Thursday, September 14, 2006

Those rascally raccoons

It is the job--nay, the very duty--of housecats Tux and Pye to patrol the perimeter and keep us safe at all times from misdirected crickets, moths, and their ilk. Outside noises do not normally bother either of them, so when Pye started growling from the safety of the foot of the bed last night, I peeked above the covers. His ears were canted forward and his whiskers twitching. I knew the noise I had tossed off as irrelevant, was not.

The motion light was on in the backyard and I cautioned the boys to keep the bedroom safe--no, no need to follow and protect me--and I would creep down the stairs and check out the disturbance. I got more than I bargained for.

Separating the blinds at the back door, I was amazed to see not one, but two, young raccoons playfully eating the outdoor cat's vituals and cavorting in her spilled water bowl. I knocked on the window. No response. I might as well not have existed. I opened the window and talked to them. Perhaps they were deaf. I beat on the window sill and finally got the response I was seeking: they scattered to a nearby tree and raced up to the fork of it.

Keep in mind, I LIVE DOWNTOWN. This is not the country. This isn't even the edge of town. This is a neighborhood lined with houses dating, as does mine, to almost 100 years ago. We are entrenched. And so, it would seem, is the wild life.
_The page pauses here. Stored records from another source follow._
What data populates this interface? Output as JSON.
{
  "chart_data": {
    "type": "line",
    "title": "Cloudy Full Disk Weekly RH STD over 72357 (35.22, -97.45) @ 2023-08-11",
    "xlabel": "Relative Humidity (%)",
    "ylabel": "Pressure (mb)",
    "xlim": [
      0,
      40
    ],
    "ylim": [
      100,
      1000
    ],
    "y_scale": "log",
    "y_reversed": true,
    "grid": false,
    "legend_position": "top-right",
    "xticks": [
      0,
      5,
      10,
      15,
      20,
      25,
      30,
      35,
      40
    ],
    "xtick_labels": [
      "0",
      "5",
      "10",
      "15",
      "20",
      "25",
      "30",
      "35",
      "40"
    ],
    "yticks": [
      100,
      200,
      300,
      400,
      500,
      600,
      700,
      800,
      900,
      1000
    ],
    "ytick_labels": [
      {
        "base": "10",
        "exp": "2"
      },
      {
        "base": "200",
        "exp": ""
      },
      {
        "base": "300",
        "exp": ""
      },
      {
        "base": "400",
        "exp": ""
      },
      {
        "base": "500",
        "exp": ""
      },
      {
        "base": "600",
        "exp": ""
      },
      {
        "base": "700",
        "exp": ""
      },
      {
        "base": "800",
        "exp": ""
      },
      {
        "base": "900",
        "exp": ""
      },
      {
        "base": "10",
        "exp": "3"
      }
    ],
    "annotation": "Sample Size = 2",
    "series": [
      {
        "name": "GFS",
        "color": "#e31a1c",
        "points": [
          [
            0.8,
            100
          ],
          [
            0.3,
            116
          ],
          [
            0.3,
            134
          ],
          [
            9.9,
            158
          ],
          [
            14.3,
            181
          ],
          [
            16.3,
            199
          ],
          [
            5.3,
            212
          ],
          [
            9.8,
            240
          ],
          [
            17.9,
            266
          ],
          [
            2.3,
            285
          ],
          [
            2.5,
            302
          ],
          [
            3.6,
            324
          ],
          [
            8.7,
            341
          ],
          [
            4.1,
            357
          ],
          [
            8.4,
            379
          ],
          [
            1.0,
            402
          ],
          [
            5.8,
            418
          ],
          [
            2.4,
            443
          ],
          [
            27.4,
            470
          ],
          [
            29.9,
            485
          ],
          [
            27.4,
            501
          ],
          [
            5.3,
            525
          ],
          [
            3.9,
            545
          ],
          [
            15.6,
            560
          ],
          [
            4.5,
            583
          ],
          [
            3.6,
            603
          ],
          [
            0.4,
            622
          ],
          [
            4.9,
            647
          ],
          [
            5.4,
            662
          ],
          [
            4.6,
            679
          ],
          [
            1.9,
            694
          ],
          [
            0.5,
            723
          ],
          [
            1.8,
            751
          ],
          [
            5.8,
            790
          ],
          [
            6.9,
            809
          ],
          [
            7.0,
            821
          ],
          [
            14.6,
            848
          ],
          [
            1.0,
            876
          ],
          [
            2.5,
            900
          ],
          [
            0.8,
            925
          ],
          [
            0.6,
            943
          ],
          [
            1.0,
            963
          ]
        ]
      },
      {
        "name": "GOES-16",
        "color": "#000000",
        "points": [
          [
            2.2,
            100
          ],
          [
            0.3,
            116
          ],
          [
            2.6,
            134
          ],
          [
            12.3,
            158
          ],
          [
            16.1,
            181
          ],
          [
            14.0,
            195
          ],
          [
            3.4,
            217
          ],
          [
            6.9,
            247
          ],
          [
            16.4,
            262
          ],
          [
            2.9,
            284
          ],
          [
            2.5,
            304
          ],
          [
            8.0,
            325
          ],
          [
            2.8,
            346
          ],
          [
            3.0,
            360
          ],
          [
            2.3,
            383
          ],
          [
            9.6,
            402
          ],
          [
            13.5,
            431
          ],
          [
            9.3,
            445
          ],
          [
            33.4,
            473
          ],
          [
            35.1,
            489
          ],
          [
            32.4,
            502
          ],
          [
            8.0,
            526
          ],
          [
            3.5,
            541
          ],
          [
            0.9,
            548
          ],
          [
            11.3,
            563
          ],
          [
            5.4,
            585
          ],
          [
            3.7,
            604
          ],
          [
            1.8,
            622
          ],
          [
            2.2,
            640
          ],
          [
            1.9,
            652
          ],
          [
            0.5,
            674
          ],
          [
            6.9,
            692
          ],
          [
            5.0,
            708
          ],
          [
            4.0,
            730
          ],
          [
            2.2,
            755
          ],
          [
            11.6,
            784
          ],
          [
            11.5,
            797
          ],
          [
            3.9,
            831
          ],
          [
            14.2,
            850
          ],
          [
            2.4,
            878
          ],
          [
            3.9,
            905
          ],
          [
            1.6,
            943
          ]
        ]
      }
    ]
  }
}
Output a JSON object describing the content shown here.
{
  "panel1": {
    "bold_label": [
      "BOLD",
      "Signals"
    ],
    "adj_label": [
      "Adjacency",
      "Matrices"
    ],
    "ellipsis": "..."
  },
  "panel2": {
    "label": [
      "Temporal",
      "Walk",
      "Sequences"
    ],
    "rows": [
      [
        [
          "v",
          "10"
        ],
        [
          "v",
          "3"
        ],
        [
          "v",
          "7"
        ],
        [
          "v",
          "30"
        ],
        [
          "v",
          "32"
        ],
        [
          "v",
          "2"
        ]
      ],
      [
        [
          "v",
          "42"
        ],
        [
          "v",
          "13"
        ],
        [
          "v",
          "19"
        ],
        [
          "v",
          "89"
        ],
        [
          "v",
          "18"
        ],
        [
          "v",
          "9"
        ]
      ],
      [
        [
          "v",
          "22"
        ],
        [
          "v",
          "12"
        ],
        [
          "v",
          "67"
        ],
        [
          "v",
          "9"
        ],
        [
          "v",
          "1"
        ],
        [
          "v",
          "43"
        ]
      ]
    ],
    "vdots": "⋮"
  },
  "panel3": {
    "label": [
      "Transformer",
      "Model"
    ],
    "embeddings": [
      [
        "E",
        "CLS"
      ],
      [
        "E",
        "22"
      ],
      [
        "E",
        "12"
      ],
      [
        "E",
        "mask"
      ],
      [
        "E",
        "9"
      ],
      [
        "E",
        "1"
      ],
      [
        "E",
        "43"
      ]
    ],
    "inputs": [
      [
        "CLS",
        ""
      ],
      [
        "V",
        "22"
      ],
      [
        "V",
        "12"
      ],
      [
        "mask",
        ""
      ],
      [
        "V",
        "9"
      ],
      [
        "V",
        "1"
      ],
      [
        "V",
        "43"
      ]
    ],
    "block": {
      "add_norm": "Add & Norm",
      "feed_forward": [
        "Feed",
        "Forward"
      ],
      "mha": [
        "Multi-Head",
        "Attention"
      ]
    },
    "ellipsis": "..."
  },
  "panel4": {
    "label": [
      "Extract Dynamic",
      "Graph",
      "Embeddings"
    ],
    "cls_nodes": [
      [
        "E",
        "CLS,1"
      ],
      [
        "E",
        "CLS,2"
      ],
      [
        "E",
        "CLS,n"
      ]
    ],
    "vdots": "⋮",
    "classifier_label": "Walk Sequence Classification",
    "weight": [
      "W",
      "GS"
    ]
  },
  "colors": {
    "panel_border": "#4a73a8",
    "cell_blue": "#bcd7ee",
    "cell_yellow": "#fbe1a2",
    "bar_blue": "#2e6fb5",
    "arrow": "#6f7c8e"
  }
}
This is not my first rodeo where the raccoon population is concerned. Eleven years ago, I began a year-long mission of trapping one very nimble and smart raccoon. His little raccoon paws could open our magnetic cat door and he could toss such door halfway across the backyard while he waltzed into my kitchen and helped himself to the catfood. When I figured out what was causing all the ruckus with the food and water, I trapped him immediately. And he just as promptly escaped from it. Ten months later (but who's counting?) he became so bold as to come into the kitchen while I was eating breakfast.

It took three nights, and some contortions on my part, to tie a pork rib to both the top and bottom of a live trap before I outsmarted him. (The first night he got the rib without tripping the trap. The second night, when I was so clever I tied it in, he pulled the rib through the mesh and ate it, leaving the bone neatly on top.) We released him in the country, no doubt bolstering that population's clever raccoon quotient.

Within months of this, I also trapped three others, a mother and two babies. The latter really were too easy, but then, they had no business marauding around the charcoal grill when I was cooking!

It has since been raccoon-silent in my backyard until this summer. About a month ago, at dusk, I watched a very large fellow walk the perimeter of my fence and pass me by. Sometimes in the mornings, the cat's water bowl is dirt-filled or spilled. I knew they were back.

'Tis time they had a country home. I'll keep you up-to-date on how long it takes me to outsmart them.